I love movies. I am not an aficionado by any means, nor have I studied the art form. However, like all of you, I have my favorites. This morning, I was thinking about the past. We all have a past, and we all think about that past, and sometimes daydream about our "What If" scenarios. To set the stage, I've recently watched "Groundhog Day", "The Lake House", and "Frequency". In each, the protagonists work to change themselves, their past, their attitudes, their behavior, and through these changes thereby change their future.

This led me to think very carefully about my past, and what I would change if I had the chance. Many scenes and scenarios came to mind, some significant, some seemingly less so. I realized that there was one key decision I made freshman year in college that really created a strong pattern I have only become recently aware of in my life. The choice was a simple one, really, a yes or no situation. At the time, I chose "yes". And honestly, in retrospect, I wish I had chosen "no".

But would my life really have been different?

While my knee jerk reaction was to emphatically say "Absolutely!", I simply am not that sure anymore. The more I think about it, the more I wonder about lessons and growing. Life is full of lessons, some painful, some less so. Some, we have to keep repeating and repeating until we either finally get the point or we leave the earthly plane. So, while I'd like to believe that this one decision would have utterly changed my life, I'm no longer positive about the assertion.

What has this got to do with the movies I mentioned?

In "Groundhog Day", our rather unlikable protagonist is forced to live the same day, over and over until he learns many lessons of self-worth, love, compassion, humility, vulnerability, and honesty. Think about it: what if you could do anything you wanted, with complete freedom from consequences? Would you, like the protagonist, find yourself realizing that living your many fantasies was meaningless and unfulfilling? Would you, like the protagonist, instead come to find meaning in personal exploration and growth? Would you, like the protagonist, find a way to find meaning in every minute, every action of that day, over and over and over again?

In "The Lake House", a man and a woman exchange letters that are somehow transported through time, and learn what love, relationships, and real commitment means to each of them. Most would tell you it's a pretty mediocre movie, but let's focus on the questions. Would you throw away everything you had for a chance to meet this future love? Would you heed their words of love? Of longing? Of warning? Would you honor her wishes, as the man did, and force yourself to wait two years for a love, a heart, a life you already know you want?

In "Frequency", a man on the brink of divorce communicates with his father across time, and each communication causes a change in the timeline (his reality, if you will), finally resulting in the long lives of both his mother and father, the continuance of his marriage, and even the promise of a child. Would you be able to live with the consequences of your decisions? During the course of the movie, the mother dies, the father dies (several different ways), the man loses his dream career, his marriage, and finds himself in the middle of a murder case.
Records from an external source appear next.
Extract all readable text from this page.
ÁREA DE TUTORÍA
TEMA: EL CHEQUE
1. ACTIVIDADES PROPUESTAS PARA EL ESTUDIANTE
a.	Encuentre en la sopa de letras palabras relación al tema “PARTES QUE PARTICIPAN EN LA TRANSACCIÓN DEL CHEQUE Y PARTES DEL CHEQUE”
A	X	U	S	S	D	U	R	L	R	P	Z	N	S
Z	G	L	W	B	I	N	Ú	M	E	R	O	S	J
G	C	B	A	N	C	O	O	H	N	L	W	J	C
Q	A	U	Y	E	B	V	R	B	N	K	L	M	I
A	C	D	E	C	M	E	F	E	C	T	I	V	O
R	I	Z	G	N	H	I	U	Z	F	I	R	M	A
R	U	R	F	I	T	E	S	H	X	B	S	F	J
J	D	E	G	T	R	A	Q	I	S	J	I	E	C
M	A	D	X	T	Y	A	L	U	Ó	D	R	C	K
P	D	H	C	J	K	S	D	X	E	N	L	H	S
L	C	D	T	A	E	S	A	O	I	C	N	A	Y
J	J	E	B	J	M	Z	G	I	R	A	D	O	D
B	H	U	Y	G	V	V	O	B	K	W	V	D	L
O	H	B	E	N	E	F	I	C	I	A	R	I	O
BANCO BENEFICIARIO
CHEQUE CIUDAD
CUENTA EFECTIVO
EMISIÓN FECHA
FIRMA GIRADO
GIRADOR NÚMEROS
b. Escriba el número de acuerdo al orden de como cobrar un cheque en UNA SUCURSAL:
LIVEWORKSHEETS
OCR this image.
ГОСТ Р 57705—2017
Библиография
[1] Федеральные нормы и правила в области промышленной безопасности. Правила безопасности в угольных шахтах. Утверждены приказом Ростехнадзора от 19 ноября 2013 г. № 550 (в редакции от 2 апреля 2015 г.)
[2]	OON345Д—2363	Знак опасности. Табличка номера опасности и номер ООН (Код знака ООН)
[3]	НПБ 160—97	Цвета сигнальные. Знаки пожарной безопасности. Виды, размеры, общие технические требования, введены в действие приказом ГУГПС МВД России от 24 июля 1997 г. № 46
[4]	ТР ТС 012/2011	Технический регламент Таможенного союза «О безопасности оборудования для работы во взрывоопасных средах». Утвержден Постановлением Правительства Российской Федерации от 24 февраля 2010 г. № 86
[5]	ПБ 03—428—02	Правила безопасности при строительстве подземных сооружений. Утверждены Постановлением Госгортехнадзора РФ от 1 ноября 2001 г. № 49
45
Would you keep the faith and continue to communicate with your father even as the changes wrought havoc in your life? Would you risk everything to see just once again the man you one idolized? Would you stay sane through the process of the changes?

There are so many things in my life that I would like to change, and that one decision is emblematic of all of my relationships in my life. If I had walked away, said no, I might have had a much different, much less turbulent life. Things would have been safer for me emotionally, physically, and psychically. But would I be the "me" I have come to know and cherish? That's unclear.

What if the lesson was something I had to learn (over, and over, and over again)? What if I was being prepared for something far greater than I would have accomplished otherwise? What if that lesson was necessary for me to live the life I agreed to live when I was born?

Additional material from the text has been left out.